Key Questions Answered
- •College Timing Strategy: Wait until age 24 to attend college when FAFSA considers students independent, eliminating parental income from financial aid calculations. This six-year window between 18-24 determines aid eligibility. Use this time to gain work experience, develop skills through certifications like phlebotomy (4-12 weeks training, $20-26/hour), real estate licensing (100 hours), or two-year vet tech programs while clarifying career direction and avoiding expensive degree changes.
- •Career ROI Research Method: Use Bureau of Labor Statistics to compare median incomes and required education across career paths before committing to degrees. Interview professionals currently working in target fields to understand daily realities and income variance. Fat tail distribution careers like journalism concentrate rewards in top 2% of earners while 98% earn modest incomes, contrasting with predictable income bands in fields like neurosurgery or dermatology where median starting salaries reach $280,000.
- •Graduate School Funding Advantage: Top tier graduate programs with large endowments provide full tuition coverage plus living stipends for candidates with substantial work experience. One example included full tuition, fees, and $6,000 monthly stipend for a Columbia master's program. Work experience becomes the qualification criterion for these funded positions, making delayed education financially advantageous compared to immediate undergraduate enrollment with debt.
- •Fiduciary Verification Process: Ask financial advisors three specific questions: Do you accept commissions on products you recommend? Do you have fiduciary duty to me at all times? Are you dually registered? Request the ADV document which legally discloses compensation structure regardless of verbal claims. Many advisors falsely claim fiduciary status without enforcement consequences, making commission structure the most reliable indicator of true fiduciary standing and potential conflicts of interest.

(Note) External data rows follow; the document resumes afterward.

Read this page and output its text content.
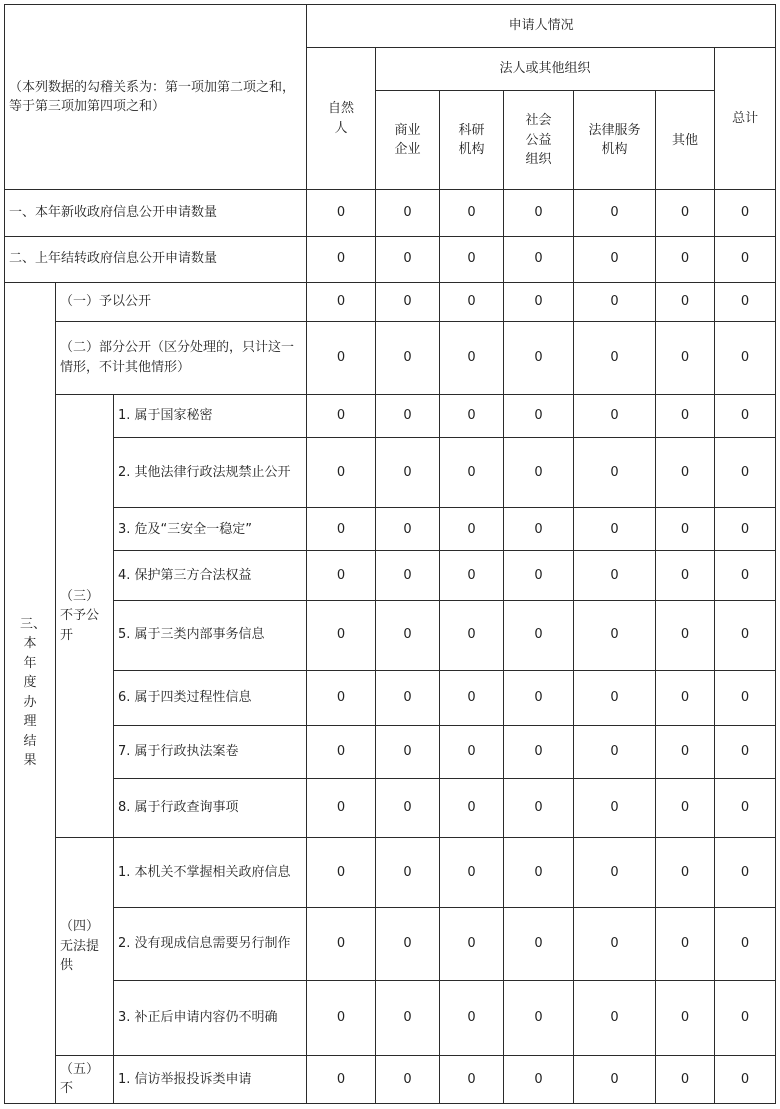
（本列数据的勾稽关系为：第一项加第二项之和，等于第三项加第四项之和）			申请人情况						
			自然人	法人或其他组织					总计
				商业企业	科研机构	社会公益组织	法律服务机构	其他	
一、本年新收政府信息公开申请数量			0	0	0	0	0	0	0
二、上年结转政府信息公开申请数量			0	0	0	0	0	0	0

三、本年度办理结果	（一）予以公开		0	0	0	0	0	0	0
	（二）部分公开（区分处理的，只计这一情形，不计其他情形）		0	0	0	0	0	0	0
	（三）不予公开	1. 属于国家秘密	0	0	0	0	0	0	0
		2. 其他法律行政法规禁止公开	0	0	0	0	0	0	0
		3. 危及“三安全一稳定”	0	0	0	0	0	0	0
		4. 保护第三方合法权益	0	0	0	0	0	0	0
		5. 属于三类内部事务信息	0	0	0	0	0	0	0
		6. 属于四类过程性信息	0	0	0	0	0	0	0
		7. 属于行政执法案卷	0	0	0	0	0	0	0
		8. 属于行政查询事项	0	0	0	0	0	0	0
	（四）无法提供	1. 本机关不掌握相关政府信息	0	0	0	0	0	0	0
		2. 没有现成信息需要另行制作	0	0	0	0	0	0	0
		3. 补正后申请内容仍不明确	0	0	0	0	0	0	0
	（五）不	1. 信访举报投诉类申请	0	0	0	0	0	0	0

- •Assets Under Management Justification: The 1% AUM fee becomes worthwhile when clients consistently fail to implement financial plans independently. Multiple cases showed clients leaving money in wrong accounts for 3-5 years despite knowing better, missing market gains while avoiding the fee. The accountability and systematic implementation provided by AUM advisors produces better outcomes for people who lack follow-through, similar to paying gym trainers who ensure consistent attendance versus attempting solo workouts.
- •Dividend Harvesting During Drawdown: Take dividends as cash rather than reinvesting when drawing down taxable brokerage accounts because dividends create taxable events regardless of reinvestment. Harvesting dividends avoids selling appreciated holdings and triggering additional capital gains taxes while maintaining desired asset allocation. Use dividend cash for living expenses or to rebalance by purchasing underperforming asset classes, preserving the core portfolio structure without unnecessary tax consequences from selling winners.
Notable Moment
Joe Saul-Sehy revealed his daughter initially planned to pursue neurosurgery with a journalism minor, researching the $280,000 median starting salary versus $55,000 journalism income. After organic chemistry eliminated the medical path, she refocused on journalism with intense dedication, transforming from good student to exceptional because she understood the brutal income realities and needed to position herself in the top earning percentile.